I have a large list of strings (len > 1000000) which I'm trying to convert into a dataframe. Before that, I have to exclude some items which are numbers 20~22 digits long (e.g: 0000000011111216546546), since they are a problem for my dataframe.
I got this done with the following code, which I know it is not pythonic (and takes 20 minutes to run):
for i in range(len(lines2)):
if re.match(r'(?:(?<!\d)\d{20,30}(?!\d))', lines2[i]):
exclusao2.append(lines2[i])
lines2 = [x for x in lines2 if x not in exclusao2]
Anyone here knows how to do this in a lower time?
Your code is slow because you're building a list and then using this just to check membership. Testing membership repeatedly from a list is inefficient.

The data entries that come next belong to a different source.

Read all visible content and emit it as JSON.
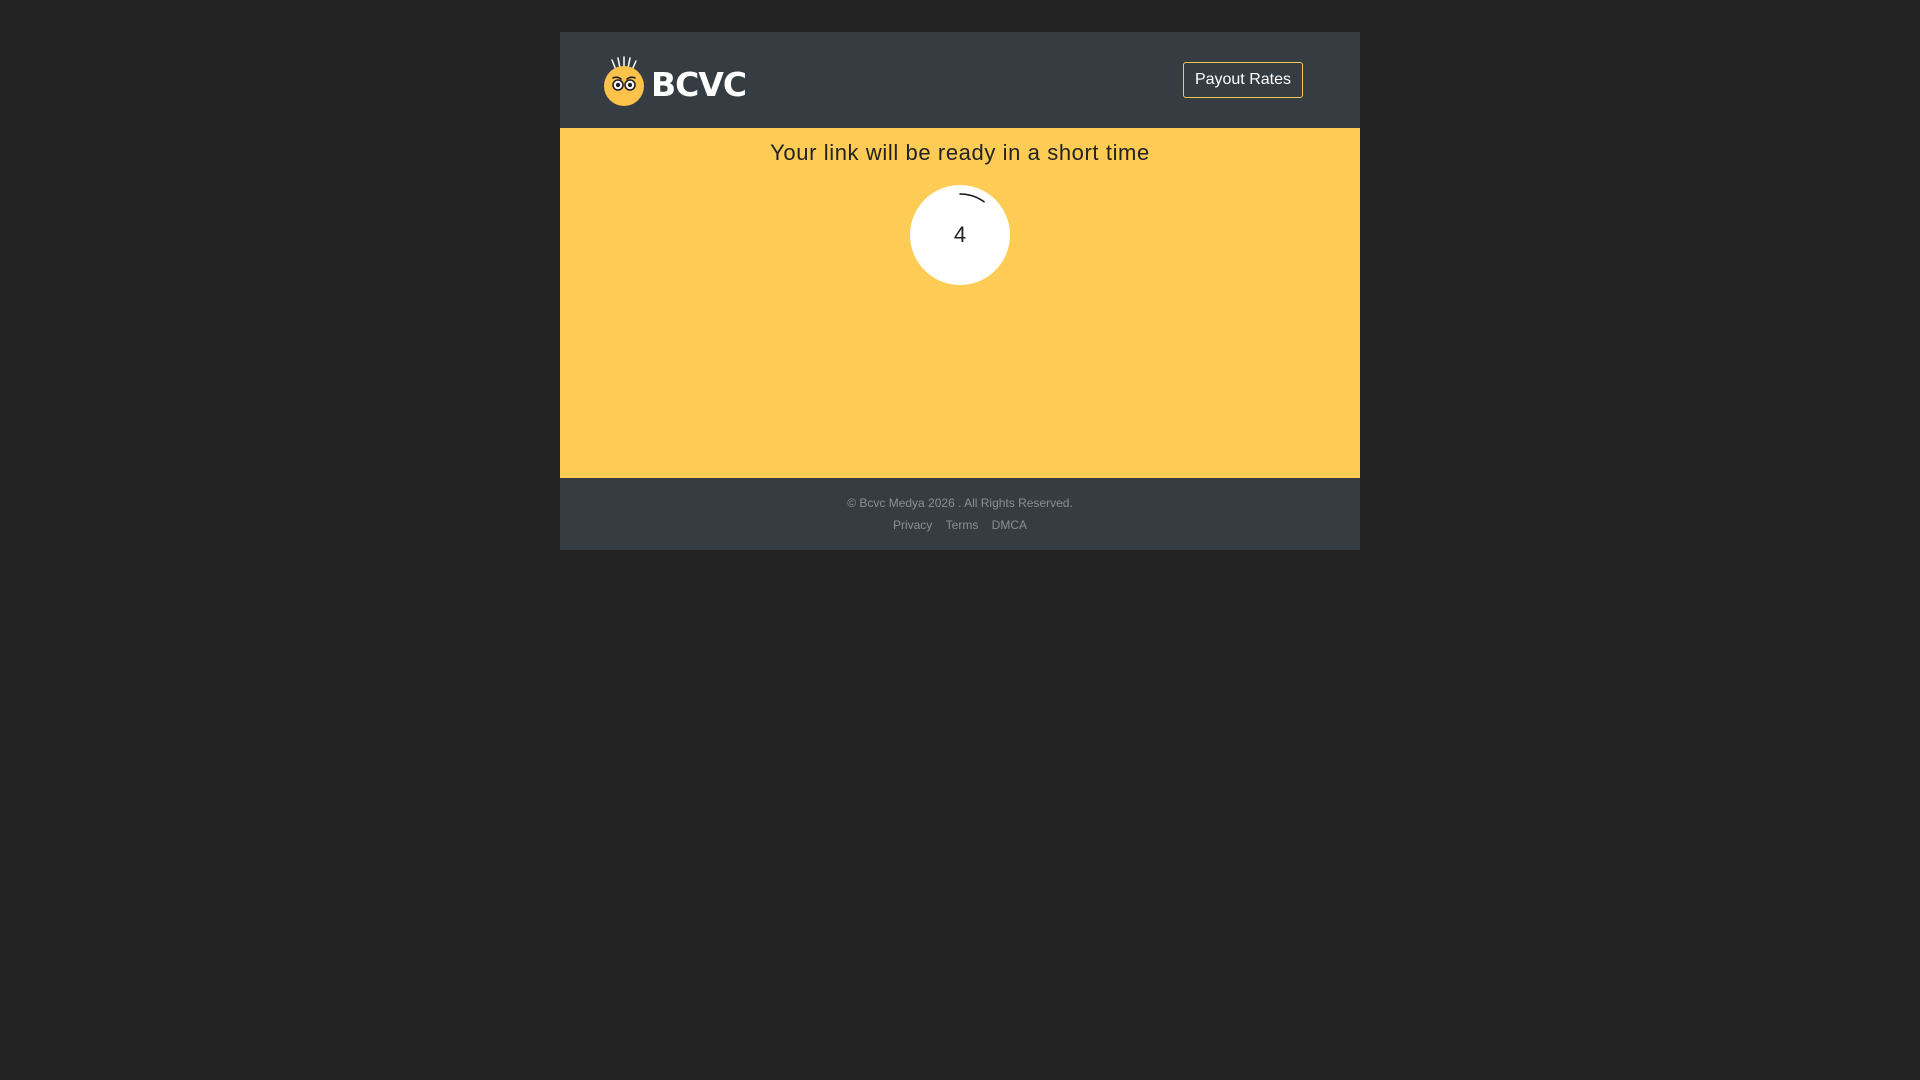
{
  "header": {
    "logo_text": "BCVC",
    "payout_button_label": "Payout Rates",
    "logo_icon": "bcvc-mascot-icon"
  },
  "main": {
    "title": "Your link will be ready in a short time",
    "countdown": "4",
    "countdown_progress_fraction": 0.1
  },
  "footer": {
    "copyright": "© Bcvc Medya 2026 . All Rights Reserved.",
    "links": [
      "Privacy",
      "Terms",
      "DMCA"
    ]
  },
  "colors": {
    "page_background": "#232323",
    "header_footer_background": "#353c42",
    "accent_yellow": "#fecc55",
    "button_border": "#f9c84f"
  }
}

Assuming you have 1% values to remove, this gives you 10k strings in exclusao2
. Then for each of these you will test membership in your list comprehension. This is slow.
To improve your code you need to use a set.
exclusao2 = set()
for s in lines2:
if re.match(r'(?:(?<!\d)\d{20,30}(?!\d))', s):
exclusao2.add(s)
lines2 = [x for x in lines2 if x not in exclusao2]
But that's still not ideal.
You can use your test directly:
lines2 = [s for s in lines2 if not re.match(r'(?:(?<!\d)\d{20,30}(?!\d))', s)]
Even better, as your check is quite simple, avoid regexes, use string operations as suggested in comments:
lines2 = [s for s in lines2
if not (s.isdigit() and (20 <= len(s) <= 22))]